Runs asynchronously after each response — it does not add latency to the user’s experience. Uses Claude Haiku as a binary judge (PASS/FAIL) with a one-sentence reasoning explanation.

Settings:

  • Enforcement mode — Log only (record scores) or Nudge (hint to the assistant on the next turn when it fails)
  • Sample rate — What percentage of responses to evaluate. Default is 100% for nudge mode, 20% for log only. Higher rates give better data but cost more.
  • Evaluation model — Which model to use for judging. Default is Claude Haiku 4.5 (fastest and cheapest). Claude Sonnet 4.6 is available for more nuanced evaluation.

Instruction Adherence

Periodically evaluates whether the assistant is following its personality prompt and configured instructions. This is a trend metric for dashboards — it runs as log-only and is not used as a real-time gate.

Useful for detecting drift over time: is the assistant staying in character? Is it respecting scope boundaries? Is it following explicit rules in the personality prompt?

Settings:

  • Sample rate — Default 10%. This is a trend metric, so you don’t need to evaluate every response.
  • Evaluation model — Default Claude Haiku 4.5.
  • Custom rubric — Optional override for what the evaluator checks against. If empty, the assistant’s personality prompt is used as the evaluation criteria.

Metrics

The guardrails tab shows a summary bar with metrics from the last 7 days:

  • Grounding nudges — How many times the knowledge grounding guardrail fired
  • Faithfulness pass rate — Percentage of evaluated responses that passed the faithfulness check
  • Adherence pass rate — Percentage of evaluated responses that followed instructions
  • Eval cost — Total cost of evaluation LLM calls

Per-message evaluation results are also visible as small badges on individual messages in the conversation view (admin users only).
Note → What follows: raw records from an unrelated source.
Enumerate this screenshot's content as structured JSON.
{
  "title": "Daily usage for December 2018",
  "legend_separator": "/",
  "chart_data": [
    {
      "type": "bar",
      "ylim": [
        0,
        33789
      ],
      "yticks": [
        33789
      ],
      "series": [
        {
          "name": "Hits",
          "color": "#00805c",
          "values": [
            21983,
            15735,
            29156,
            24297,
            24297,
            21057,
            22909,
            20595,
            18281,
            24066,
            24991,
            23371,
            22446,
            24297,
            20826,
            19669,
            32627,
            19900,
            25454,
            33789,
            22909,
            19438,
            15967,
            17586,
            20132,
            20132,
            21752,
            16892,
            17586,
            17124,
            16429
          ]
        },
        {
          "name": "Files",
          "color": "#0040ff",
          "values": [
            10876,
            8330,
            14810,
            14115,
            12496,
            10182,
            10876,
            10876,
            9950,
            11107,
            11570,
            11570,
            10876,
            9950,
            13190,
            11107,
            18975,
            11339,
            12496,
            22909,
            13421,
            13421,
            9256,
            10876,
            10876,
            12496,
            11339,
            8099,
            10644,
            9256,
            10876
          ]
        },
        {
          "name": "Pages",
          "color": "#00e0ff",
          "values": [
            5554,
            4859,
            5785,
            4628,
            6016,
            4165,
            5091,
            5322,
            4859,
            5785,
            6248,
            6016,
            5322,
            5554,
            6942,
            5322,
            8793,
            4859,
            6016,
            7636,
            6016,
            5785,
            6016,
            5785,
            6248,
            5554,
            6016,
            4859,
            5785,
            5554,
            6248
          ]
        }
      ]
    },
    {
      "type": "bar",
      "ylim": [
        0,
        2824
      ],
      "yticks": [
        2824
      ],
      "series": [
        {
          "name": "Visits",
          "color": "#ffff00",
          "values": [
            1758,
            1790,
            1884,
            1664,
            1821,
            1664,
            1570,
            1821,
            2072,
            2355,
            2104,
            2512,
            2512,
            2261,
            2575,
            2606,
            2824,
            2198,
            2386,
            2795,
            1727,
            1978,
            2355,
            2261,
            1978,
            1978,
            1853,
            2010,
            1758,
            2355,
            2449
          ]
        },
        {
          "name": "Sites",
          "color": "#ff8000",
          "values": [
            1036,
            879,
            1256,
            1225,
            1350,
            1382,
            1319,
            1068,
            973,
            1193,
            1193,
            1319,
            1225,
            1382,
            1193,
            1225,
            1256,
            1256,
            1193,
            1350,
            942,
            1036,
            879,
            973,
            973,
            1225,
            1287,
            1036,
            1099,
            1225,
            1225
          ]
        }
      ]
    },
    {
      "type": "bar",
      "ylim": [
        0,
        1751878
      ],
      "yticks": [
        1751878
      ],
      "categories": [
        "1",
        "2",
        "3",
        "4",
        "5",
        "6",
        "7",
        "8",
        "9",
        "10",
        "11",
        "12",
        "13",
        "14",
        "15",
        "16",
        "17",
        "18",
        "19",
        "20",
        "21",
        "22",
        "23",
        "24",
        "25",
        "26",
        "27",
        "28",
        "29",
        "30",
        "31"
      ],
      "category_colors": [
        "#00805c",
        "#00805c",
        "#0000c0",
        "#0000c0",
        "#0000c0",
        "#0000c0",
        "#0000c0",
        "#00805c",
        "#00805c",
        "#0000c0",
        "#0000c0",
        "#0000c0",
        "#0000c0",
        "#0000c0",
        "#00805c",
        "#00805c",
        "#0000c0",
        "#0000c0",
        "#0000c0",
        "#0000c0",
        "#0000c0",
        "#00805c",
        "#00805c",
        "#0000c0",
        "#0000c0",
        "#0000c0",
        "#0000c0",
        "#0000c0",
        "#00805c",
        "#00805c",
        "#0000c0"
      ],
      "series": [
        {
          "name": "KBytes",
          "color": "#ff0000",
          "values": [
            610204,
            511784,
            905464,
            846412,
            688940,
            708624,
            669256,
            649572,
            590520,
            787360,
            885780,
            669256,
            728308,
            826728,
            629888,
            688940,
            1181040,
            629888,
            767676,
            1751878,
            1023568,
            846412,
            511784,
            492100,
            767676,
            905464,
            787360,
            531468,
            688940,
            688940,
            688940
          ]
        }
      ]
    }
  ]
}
Click the badge to see the evaluator’s reasoning.

Aggregate guardrail metrics are available in the Analytics dashboard.

Technical Details

Sync vs. async guardrails — Knowledge grounding runs synchronously inside the agent loop (it can intercept and redirect responses). Faithfulness and instruction adherence run asynchronously as Celery background tasks after the response is stored — they score quality without blocking the user.

Evaluation cost — Each faithfulness or adherence evaluation makes one LLM call to Claude Haiku (~$0.002 per evaluation). At default sample rates, a moderately active assistant (100 messages/day) costs roughly $0.20/day for faithfulness checks and $0.02/day for adherence checks.

Escalation state — Each sync guardrail tracks its ladder level per agent-loop invocation. The level resets when the loop returns, so a fresh conversation turn starts at L0 again. At L1, the “trust the deflection” fallback resets the ladder to L0 if the model’s follow-up doesn’t repeat the ungrounded claim — this prevents the ladder from escalating on a correctly-handled off-topic question.

Emitted telemetry — Every escalation emits an agent.guardrail.escalated log event with the guardrail type, the new level, and the forced tool (if any). These feed dashboards and make it easy to spot guardrails that frequently reach L3 (which indicates a persistent compliance issue, not a one-off).

Data model — Guardrail configurations are stored in the assistant_guardrails table (one row per guardrail per assistant). Evaluation results are stored in guardrail_evaluations with per-message granularity, including pass/fail, reasoning, model used, token count, cost, and duration.